Trying to navigate your local acne aisle can be overwhelming, as numerous over the counter (OTC) remedies and products promise clear skin. Benzoyl peroxide, salicylic acid, and a topical retinoid, adapalene (Differin), can be helpful for mild acne. However, many OTC products can actually exacerbate the condition. If acne is not improving with OTC treatment or is severe, a dermatology professional can decide what the best skin care/treatment regimen is appropriate for you.

Treatment of acne is primarily aimed at addressing the formation of clogged follicles and inflammation of the skin. This may include prescription face washes, topical creams/gels/lotions, oral antibiotics, an oral anti-hormonal agent, birth control pills, or an oral retinoid, isotretinoin (commonly known as Accutane).

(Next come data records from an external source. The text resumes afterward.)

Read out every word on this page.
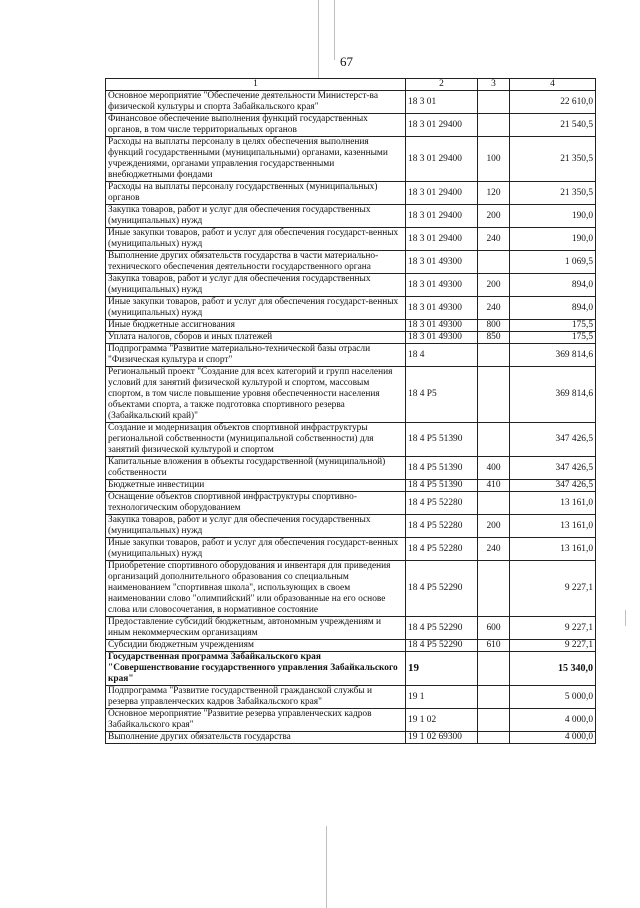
67
1	2	3	4
Основное мероприятие "Обеспечение деятельности Министерст-ва физической культуры и спорта Забайкальского края"	18 3 01		22 610,0
Финансовое обеспечение выполнения функций государственных органов, в том числе территориальных органов	18 3 01 29400		21 540,5
Расходы на выплаты персоналу в целях обеспечения выполнения функций государственными (муниципальными) органами, казенными учреждениями, органами управления государственными внебюджетными фондами	18 3 01 29400	100	21 350,5
Расходы на выплаты персоналу государственных (муниципальных) органов	18 3 01 29400	120	21 350,5
Закупка товаров, работ и услуг для обеспечения государственных (муниципальных) нужд	18 3 01 29400	200	190,0
Иные закупки товаров, работ и услуг для обеспечения государст-венных (муниципальных) нужд	18 3 01 29400	240	190,0
Выполнение других обязательств государства в части материально-технического обеспечения деятельности государственного органа	18 3 01 49300		1 069,5
Закупка товаров, работ и услуг для обеспечения государственных (муниципальных) нужд	18 3 01 49300	200	894,0
Иные закупки товаров, работ и услуг для обеспечения государст-венных (муниципальных) нужд	18 3 01 49300	240	894,0
Иные бюджетные ассигнования	18 3 01 49300	800	175,5
Уплата налогов, сборов и иных платежей	18 3 01 49300	850	175,5
Подпрограмма "Развитие материально-технической базы отрасли "Физическая культура и спорт"	18 4		369 814,6
Региональный проект "Создание для всех категорий и групп населения условий для занятий физической культурой и спортом, массовым спортом, в том числе повышение уровня обеспеченности населения объектами спорта, а также подготовка спортивного резерва (Забайкальский край)"	18 4 P5		369 814,6
Создание и модернизация объектов спортивной инфраструктуры региональной собственности (муниципальной собственности) для занятий физической культурой и спортом	18 4 P5 51390		347 426,5
Капитальные вложения в объекты государственной (муниципальной) собственности	18 4 P5 51390	400	347 426,5
Бюджетные инвестиции	18 4 P5 51390	410	347 426,5
Оснащение объектов спортивной инфраструктуры спортивно-технологическим оборудованием	18 4 P5 52280		13 161,0
Закупка товаров, работ и услуг для обеспечения государственных (муниципальных) нужд	18 4 P5 52280	200	13 161,0
Иные закупки товаров, работ и услуг для обеспечения государст-венных (муниципальных) нужд	18 4 P5 52280	240	13 161,0
Приобретение спортивного оборудования и инвентаря для приведения организаций дополнительного образования со специальным наименованием "спортивная школа", использующих в своем наименовании слово "олимпийский" или образованные на его основе слова или словосочетания, в нормативное состояние	18 4 P5 52290		9 227,1
Предоставление субсидий бюджетным, автономным учреждениям и иным некоммерческим организациям	18 4 P5 52290	600	9 227,1
Субсидии бюджетным учреждениям	18 4 P5 52290	610	9 227,1
Государственная программа Забайкальского края "Совершенствование государственного управления Забайкальского края"	19		15 340,0
Подпрограмма "Развитие государственной гражданской службы и резерва управленческих кадров Забайкальского края"	19 1		5 000,0
Основное мероприятие "Развитие резерва управленческих кадров Забайкальского края"	19 1 02		4 000,0
Выполнение других обязательств государства	19 1 02 69300		4 000,0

Topical treatments are first line therapy but can take 2-3 months to become effective. While patience is needed when treating acne, an oral antibiotic may be added on for several months for additional improvement and to allow time for topical treatments to kick in. Guidelines from the American Academy of Dermatology recommend limiting antibiotic use to the shortest possible duration (ideally 3 months) to prevent bacterial resistance. If acne is not responding to conventional treatment or is more severe, isotretinoin is a very effective option. When taking isotretinoin, regular office visits, lab monitoring, and birth control (for females) is required during the course of treatment.

Management of Acne

Last but not least, a good skin care regimen is a necessary part in the management of acne. Use of a gentle cleanser, such as Cetaphil/CeraVe, and non-pore clogging (non-comedogenic) products is the foundation for any prescription treatment. Likewise, being consistent with topical medications and adhering to the regimen can be one of the biggest hurdles to treatment, especially for teens. A good skin care regimen should be built into one’s morning and evening routine, just like brushing your teeth!